Desire Creeps In

Ajahn Pasanno

Desire Creeps In

It’s worthwhile to watch the habits of desire and craving which continue to creep into the

mind, and on a certain level, to see how insidious these habits are. Really pay attention to desire and notice it, because it is insidious.

This isn’t a commentary on one’s inability to deal with it or to understand and recognize it, but more of a call to attend and be willing to investigate how desire keeps creeping in. One can then be willing and patient enough to work with the different ways that desires does come up, and examine what it seeks and the objects that it seeks. Don’t assume that because one has made the resolution: “Oh, I really want to free myself from desire,” that desire will no longer manifest in various ways. Be very practical and attentive.

Desire is always seeking an object. It doesn’t take much to stimulate desire. Various studies have been done with food. In one study researchers put out a variety of candies for their subjects. And by having a variety of candies-say six different varieties laid out in different locations-people ate 69% more. This is because the candies were out and people could see them. Or, in a similar experiment, by providing more colors of M&M’s, there was about a 43% increase in the volume of M&M’s that people ate, just by making them more colorful.

That’s what the mind does; it goes to an object and gets interested. There was also a study involving different sizes of containers, a big container and a small container. The small container held more than people could eat, but the big container was really big. What researchers were offering in this experiment was stale popcorn! As long it was in a really big container, people would eat a third more of the stale popcorn than they would eat out of the small container, which itself was also quite big.

It’s the way the mind works and we can recognize that it’s not a personal thing. It’s just that desire seeks an object. Our job is to be attentive and reflective, investigating.

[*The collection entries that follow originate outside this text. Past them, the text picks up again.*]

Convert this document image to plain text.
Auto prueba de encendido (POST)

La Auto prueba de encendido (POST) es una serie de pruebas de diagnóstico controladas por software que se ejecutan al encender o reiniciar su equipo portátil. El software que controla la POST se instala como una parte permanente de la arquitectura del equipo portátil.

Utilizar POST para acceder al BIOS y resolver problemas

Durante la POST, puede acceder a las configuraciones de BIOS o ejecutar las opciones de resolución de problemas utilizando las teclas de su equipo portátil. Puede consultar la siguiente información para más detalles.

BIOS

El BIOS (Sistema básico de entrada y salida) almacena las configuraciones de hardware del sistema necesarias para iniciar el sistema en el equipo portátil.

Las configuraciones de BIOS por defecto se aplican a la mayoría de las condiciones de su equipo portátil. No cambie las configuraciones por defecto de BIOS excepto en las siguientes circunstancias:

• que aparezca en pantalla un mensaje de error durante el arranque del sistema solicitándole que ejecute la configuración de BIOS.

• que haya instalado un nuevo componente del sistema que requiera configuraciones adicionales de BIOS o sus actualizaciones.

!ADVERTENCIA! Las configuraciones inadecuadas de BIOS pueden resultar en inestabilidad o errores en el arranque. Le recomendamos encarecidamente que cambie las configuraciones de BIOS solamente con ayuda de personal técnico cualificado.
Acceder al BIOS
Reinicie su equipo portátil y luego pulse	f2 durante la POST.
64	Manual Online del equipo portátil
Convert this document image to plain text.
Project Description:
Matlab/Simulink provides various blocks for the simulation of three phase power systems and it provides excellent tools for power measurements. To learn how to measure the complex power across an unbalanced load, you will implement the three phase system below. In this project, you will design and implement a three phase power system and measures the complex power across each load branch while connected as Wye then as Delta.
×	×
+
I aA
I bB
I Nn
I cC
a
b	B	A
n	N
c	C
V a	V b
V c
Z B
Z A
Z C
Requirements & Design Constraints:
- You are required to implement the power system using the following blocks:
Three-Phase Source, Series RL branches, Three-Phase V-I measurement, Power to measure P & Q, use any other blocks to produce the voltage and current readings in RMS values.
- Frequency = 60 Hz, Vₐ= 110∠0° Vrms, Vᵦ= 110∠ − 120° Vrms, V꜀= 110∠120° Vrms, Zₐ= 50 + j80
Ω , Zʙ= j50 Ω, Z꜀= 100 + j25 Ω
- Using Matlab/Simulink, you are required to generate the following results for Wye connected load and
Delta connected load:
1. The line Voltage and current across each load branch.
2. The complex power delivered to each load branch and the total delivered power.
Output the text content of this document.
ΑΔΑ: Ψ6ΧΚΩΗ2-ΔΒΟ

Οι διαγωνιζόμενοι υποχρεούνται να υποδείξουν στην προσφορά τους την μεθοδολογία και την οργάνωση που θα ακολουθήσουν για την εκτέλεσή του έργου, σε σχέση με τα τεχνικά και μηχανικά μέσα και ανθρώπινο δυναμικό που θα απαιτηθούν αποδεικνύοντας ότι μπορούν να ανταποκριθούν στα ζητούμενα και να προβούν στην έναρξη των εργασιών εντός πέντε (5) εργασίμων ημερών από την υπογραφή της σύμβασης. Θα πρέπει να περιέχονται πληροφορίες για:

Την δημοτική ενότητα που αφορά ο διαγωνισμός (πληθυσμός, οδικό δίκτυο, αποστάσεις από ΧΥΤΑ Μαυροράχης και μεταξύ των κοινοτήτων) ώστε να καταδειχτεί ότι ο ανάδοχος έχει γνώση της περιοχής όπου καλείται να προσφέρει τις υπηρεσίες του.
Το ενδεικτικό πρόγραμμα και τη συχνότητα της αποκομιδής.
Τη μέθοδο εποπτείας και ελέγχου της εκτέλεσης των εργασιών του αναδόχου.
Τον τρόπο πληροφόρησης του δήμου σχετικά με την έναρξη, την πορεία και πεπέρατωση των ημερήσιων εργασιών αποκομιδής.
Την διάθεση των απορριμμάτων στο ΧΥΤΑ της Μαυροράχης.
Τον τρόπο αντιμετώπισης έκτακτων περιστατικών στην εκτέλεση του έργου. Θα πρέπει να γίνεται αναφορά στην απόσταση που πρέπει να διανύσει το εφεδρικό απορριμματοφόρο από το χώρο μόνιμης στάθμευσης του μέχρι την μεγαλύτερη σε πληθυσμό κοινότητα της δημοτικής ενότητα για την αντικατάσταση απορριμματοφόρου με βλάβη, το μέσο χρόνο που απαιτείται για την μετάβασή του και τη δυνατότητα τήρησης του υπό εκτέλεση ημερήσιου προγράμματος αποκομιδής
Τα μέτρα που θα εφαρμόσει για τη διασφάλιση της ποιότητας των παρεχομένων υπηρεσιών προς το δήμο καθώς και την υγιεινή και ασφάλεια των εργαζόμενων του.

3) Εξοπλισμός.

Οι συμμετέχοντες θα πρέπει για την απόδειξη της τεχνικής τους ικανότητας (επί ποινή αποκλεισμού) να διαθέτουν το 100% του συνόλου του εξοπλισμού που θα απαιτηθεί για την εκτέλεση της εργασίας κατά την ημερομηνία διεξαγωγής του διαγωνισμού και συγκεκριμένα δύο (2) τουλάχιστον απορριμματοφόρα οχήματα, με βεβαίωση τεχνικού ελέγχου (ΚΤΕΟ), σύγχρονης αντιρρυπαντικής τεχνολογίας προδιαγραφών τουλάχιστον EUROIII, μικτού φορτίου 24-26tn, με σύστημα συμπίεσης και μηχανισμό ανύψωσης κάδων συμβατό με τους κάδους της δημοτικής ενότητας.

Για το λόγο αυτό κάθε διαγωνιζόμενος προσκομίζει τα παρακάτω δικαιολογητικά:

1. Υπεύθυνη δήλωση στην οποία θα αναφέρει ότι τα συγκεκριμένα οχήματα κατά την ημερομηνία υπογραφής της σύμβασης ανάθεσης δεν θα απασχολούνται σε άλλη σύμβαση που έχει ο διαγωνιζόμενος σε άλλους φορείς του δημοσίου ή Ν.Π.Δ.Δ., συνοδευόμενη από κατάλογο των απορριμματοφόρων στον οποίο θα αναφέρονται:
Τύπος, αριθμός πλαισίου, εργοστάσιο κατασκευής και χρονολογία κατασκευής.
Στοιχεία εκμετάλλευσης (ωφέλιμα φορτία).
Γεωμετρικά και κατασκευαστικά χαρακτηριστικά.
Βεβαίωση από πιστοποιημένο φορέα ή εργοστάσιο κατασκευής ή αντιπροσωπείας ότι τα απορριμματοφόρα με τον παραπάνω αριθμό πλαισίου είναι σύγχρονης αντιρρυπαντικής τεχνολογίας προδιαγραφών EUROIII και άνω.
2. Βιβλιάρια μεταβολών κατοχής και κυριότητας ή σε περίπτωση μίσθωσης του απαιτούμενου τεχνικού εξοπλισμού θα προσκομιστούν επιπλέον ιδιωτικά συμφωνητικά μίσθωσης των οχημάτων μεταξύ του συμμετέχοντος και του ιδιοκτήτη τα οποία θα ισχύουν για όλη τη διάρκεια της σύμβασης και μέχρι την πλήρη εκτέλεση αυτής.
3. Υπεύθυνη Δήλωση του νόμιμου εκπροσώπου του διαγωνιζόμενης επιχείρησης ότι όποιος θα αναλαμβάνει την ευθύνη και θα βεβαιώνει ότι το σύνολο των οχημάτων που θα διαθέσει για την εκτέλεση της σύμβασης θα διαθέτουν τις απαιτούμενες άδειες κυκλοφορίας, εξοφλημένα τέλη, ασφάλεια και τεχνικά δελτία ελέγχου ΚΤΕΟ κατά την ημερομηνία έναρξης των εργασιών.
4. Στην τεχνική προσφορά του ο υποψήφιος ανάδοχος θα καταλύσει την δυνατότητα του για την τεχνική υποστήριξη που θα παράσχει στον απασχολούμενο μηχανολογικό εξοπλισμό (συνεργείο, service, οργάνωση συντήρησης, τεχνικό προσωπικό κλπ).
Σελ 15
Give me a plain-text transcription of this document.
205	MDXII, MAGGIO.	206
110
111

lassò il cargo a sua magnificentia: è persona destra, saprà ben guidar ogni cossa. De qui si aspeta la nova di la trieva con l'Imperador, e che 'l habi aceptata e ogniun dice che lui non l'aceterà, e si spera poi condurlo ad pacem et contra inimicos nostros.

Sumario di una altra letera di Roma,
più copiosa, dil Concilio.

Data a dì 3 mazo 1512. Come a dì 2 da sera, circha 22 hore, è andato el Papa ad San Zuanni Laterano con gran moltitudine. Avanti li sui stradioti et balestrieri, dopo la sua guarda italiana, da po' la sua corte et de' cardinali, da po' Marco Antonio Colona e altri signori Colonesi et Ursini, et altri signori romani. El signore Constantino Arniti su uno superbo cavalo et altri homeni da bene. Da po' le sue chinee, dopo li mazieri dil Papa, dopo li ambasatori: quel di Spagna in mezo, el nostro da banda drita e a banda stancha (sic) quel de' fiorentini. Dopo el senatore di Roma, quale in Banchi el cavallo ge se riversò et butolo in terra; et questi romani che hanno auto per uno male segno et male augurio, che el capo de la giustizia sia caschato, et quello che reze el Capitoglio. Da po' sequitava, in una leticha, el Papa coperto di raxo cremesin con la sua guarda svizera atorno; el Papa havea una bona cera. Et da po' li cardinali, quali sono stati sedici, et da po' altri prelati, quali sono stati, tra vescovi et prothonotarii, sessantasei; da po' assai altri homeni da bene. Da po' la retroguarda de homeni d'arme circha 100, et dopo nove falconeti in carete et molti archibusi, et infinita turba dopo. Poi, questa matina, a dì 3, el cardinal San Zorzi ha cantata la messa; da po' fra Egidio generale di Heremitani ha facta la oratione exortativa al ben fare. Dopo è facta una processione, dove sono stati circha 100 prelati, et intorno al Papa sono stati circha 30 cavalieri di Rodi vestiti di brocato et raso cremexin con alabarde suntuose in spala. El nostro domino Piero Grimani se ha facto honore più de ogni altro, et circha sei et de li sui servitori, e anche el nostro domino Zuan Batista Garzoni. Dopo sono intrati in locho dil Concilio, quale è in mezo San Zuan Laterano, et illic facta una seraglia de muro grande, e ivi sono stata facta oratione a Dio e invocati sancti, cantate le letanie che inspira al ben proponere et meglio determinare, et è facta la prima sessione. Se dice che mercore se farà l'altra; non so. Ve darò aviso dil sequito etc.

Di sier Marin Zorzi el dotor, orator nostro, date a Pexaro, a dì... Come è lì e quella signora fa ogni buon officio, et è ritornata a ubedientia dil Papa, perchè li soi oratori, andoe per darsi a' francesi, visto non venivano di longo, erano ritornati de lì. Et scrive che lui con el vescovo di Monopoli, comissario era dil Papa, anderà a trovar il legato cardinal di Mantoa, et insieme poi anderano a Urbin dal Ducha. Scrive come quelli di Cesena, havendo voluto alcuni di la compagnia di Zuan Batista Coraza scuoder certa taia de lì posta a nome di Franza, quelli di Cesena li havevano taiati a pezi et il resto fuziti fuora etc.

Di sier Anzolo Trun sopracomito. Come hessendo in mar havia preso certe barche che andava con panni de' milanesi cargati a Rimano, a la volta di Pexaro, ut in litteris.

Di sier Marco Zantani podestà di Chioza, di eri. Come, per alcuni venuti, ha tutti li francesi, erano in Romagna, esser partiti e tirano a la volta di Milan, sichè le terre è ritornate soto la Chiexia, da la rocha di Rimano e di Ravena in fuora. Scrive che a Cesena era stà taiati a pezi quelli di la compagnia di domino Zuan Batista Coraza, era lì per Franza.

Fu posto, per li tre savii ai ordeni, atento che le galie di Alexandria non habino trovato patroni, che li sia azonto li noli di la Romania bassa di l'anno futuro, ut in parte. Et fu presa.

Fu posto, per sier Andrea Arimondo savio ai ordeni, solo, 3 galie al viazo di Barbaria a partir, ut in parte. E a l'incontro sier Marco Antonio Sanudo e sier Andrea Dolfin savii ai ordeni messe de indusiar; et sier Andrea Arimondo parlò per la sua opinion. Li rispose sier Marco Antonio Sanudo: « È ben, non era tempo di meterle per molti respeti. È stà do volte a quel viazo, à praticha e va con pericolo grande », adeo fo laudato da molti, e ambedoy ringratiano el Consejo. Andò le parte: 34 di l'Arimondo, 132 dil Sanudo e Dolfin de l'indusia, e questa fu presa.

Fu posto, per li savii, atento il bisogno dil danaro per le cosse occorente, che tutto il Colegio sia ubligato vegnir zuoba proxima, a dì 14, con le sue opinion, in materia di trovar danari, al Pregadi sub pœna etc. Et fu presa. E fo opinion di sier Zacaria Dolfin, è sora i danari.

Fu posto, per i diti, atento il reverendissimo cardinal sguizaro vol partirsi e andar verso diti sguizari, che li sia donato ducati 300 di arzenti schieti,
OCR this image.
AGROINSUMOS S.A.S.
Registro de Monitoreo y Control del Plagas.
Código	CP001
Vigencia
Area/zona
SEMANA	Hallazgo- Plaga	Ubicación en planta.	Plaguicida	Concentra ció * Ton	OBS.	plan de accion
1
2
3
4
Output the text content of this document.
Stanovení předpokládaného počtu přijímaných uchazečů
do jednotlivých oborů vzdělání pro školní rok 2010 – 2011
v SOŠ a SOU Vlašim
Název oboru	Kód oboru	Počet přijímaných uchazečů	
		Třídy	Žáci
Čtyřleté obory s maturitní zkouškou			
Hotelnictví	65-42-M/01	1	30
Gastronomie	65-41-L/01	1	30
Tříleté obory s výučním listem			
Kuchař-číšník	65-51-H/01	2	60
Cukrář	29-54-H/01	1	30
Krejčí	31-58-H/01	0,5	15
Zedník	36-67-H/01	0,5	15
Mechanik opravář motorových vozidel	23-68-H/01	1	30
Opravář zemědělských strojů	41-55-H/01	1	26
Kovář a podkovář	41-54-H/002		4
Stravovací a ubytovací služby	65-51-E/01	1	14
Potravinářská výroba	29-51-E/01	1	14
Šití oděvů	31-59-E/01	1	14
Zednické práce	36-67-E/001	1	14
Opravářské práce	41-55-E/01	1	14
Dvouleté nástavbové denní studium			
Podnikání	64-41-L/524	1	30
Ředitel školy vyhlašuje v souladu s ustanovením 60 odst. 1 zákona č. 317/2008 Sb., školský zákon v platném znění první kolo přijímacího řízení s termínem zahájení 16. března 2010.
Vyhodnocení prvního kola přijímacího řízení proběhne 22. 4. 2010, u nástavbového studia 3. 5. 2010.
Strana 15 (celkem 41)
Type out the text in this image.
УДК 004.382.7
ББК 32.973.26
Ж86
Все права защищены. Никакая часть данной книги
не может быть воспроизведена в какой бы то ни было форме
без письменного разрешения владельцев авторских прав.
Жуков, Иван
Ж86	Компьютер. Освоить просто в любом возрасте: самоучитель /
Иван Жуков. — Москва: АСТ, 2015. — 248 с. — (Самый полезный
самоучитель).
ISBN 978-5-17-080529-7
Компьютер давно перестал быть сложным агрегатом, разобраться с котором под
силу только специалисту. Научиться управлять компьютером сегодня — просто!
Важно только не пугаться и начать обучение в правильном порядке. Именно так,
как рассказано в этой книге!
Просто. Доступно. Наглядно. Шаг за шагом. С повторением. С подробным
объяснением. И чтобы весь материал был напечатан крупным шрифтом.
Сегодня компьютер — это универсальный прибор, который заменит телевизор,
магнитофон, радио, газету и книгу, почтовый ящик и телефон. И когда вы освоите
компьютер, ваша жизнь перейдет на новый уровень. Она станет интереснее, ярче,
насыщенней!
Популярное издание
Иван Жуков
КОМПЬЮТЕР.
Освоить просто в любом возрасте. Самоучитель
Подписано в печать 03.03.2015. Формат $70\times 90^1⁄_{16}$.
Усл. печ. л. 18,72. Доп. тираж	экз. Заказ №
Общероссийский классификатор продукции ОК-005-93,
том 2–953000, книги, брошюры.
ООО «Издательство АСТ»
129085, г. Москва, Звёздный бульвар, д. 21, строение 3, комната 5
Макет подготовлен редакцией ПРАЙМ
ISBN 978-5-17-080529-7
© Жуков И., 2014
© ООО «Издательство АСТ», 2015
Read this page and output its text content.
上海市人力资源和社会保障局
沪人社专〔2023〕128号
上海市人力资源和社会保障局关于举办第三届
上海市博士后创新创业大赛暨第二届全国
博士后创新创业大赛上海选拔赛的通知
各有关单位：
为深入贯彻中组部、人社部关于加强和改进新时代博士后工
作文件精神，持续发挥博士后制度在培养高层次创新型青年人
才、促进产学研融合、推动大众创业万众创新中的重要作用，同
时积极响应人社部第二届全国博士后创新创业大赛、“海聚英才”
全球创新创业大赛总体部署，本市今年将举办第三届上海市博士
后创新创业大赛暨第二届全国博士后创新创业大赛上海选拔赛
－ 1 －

Another example of this can be seen by how packaging works. There’s a researcher who wrote a book on desire and advertising. He was in a supermarket line about to purchase a package: Ten packets of chewing gum for $2.00. A colleague was there with him and said to the man: “You just wrote a paper on this!”

People get sucked in to such things. They see a package that says ‘Ten for two dollars’ and they might think “the cost is only twenty cents apiece.” If they saw the gum in one packet, they wouldn’t buy a pack for a small amount, but they see a package that says ‘ten for $2.00’ and they say to themselves “Oh, wow, that’s great!” It’s just the packaging stimulating desire. This researcher studied this phenomenon and has written papers on it, but for him it was still attractive. Desire comes up.

So, we can learn to investigate and be willing to investigate. We can watch, pay attention and learn how desire keeps hopping around looking for an object, looking for something. Investigate this, but not in a harsh way. Take an attitude of curiosity about it, rather than feeling that one has to run around with a sledgehammer and annihilate desire. Pay attention and ask the question: “what is desire doing?” Then you can recognize how silly this process is. “How dumb can I get?” That’s how one actually steps back from it: by really seeing it clearly and not making a problem out of it.